Eight years after raising a $1.5 million proof-of-concept fund, Boldstart Ventures, a New York-based venture firm whose portfolio companies have been enjoying some serious momentum lately, just closed two new funds with $157 million in capital commitments.
One fund is a $112 million seed- and early-stage vehicle– the fourth of its kind. Boldstart also raised an opportunity fund for the first time to continue funding its best-performing startups. It was closed with $45 million in commitments from investors.
We talked late last week with cofounder Ed Sim yesterday about the small firm, which also includes cofounder Eliot Durbin; Jeffrey Leventhal, a partner who was previously a venture partner; Shomik Ghosh, who is joining the firm as a principal from a role as a senior associate with Top Tier Capital Partners; Max Heald, an investor who joined the outfit as a analyst in 2017; and its office head, Charlotte Chapanoff.
What we gathered from that conversation was three things. Boldstart’s focus on enterprise software is paying off, as is an extended network on which it relies heavily. The firm has also demonstrated a talent for picking smart founders, some of whom have come to Boldstart more than once for their very first institutional capital.
Consider Rahul Vohra. Backed by Boldstart, his email company Rapportive was eventually acquired by LinkedIn. A couple of years later, in late 2014, he spun up Superhuman, again with financial support from Boldstart. It’s an invitation-only email management service that costs $30 and received a glowing review in the New York Times this year. It has also raised significant funding, including a $33 million Series B round led by Andreessen Horowitz that closed in early summer.
Another example? Guy Podjarny, founder of four-year-old, London-based Snyk, a company that helps organizations find and fix vulnerabilities in open source dependencies and container images and which has now raised $102 million altogether. Podjarny’s last company, Blaze.io — backed in part by Boldstart — sold to Akamai Technologies. When Podjarny started Snky, Boldstart’s office was one of his first stops.
Even lone founders — who VCs are often hesitant to fund — are welcome by Boldstart if it believes in their vision. Among these is Pankaj Chowdhry, the founder of San Francisco-based FortressIQ, a two-year-old startup that wants to bring a new kind of artificial intelligence to process automation called imitation learning and whose $16 million Series A round was led last year by Lightspeed Venture Partners. According to Sim, Chowdhry was introduced to the firm through an advisor when he had not a lot to show. Chowdhry now oversees 50 people. Says Sim: “We told him, ‘It’d be great if you [find] a cofounder,’ but we just never got there.”

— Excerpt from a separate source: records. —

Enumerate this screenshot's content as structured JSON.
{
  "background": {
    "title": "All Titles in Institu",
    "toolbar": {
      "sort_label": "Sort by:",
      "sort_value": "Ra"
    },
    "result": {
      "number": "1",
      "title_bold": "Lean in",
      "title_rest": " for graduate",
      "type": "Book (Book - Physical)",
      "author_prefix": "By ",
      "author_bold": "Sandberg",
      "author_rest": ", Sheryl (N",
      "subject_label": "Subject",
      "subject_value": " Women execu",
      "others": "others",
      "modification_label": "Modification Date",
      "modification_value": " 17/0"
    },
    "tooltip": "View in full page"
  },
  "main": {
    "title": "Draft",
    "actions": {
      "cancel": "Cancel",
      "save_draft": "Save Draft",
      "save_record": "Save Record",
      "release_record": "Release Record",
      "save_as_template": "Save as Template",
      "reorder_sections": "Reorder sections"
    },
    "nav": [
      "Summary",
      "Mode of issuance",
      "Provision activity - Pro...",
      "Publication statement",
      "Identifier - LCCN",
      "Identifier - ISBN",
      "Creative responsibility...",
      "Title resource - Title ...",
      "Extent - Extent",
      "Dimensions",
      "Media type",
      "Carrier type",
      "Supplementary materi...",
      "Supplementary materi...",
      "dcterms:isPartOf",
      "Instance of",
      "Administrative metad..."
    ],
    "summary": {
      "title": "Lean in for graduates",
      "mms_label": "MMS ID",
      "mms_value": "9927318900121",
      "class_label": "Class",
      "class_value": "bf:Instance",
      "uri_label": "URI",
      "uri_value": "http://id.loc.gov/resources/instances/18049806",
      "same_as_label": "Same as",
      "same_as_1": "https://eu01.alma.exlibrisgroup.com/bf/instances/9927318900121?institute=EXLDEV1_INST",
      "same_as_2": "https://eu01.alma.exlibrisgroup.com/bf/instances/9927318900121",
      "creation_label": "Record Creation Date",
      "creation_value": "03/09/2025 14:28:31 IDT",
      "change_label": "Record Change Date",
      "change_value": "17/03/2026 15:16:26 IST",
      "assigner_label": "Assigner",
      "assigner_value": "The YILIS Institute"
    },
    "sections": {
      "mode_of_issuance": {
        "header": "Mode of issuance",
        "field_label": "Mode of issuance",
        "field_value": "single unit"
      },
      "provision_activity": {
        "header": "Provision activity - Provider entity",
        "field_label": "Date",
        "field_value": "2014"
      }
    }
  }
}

A large part of Boldstart’s secret sauce ties to the type of advisor who connected Chowdry to the firm. It’s all part of Sim calls a “leveraged model,” meaning that Boldstart relies heavily on decision-makers like Fortune 500 CTOs who are invited to invest in Boldstart and not charged management fees in exchange for their council. “Their deep understanding of what large companies are doing [and our] understanding of what founders are doing” is a powerful combination, he suggests. (Worth noting: many other firms are using the same smart model, including YL Ventures and Illuminate Ventures.)
Of course, the question begged is whether more capital will make it necessary for Boldstart to write slightly larger checks and thus move away from funding founders with little more than idea. On this front, Sim insists the answer is no. “We’re not going upstream. [More money] just gives us more flexibility. The idea is still to write early checks of between $250,000 to $2 million in a founder with a vision, mostly at the pre-product stage, where we can even help founders start their companies.”
It certainly helps if the founder already knows well the pain point they are chasing, as has been at the case at a number of its other portfolio companies that have been nailing down follow-on funding. Some of these other bets include Kustomer, a SaaS platform focused on customer service that closed a Series D round in May led by Tiger Global; BigID, a company whose software helps companies meet privacy regulations around customer data and closed a Series C round in September led by Bessemer Venture Partners; and SecurityScorecard, a cybersecurity risk-monitoring platform that closed a Series D round in June.
“If you’re a college student, you don’t understand how enterprises work,” says Sim. “You have to have launched or acquired and implemented new products. We back a lot of people who come out of industry for that reason. You kind of need to have lived that experience.”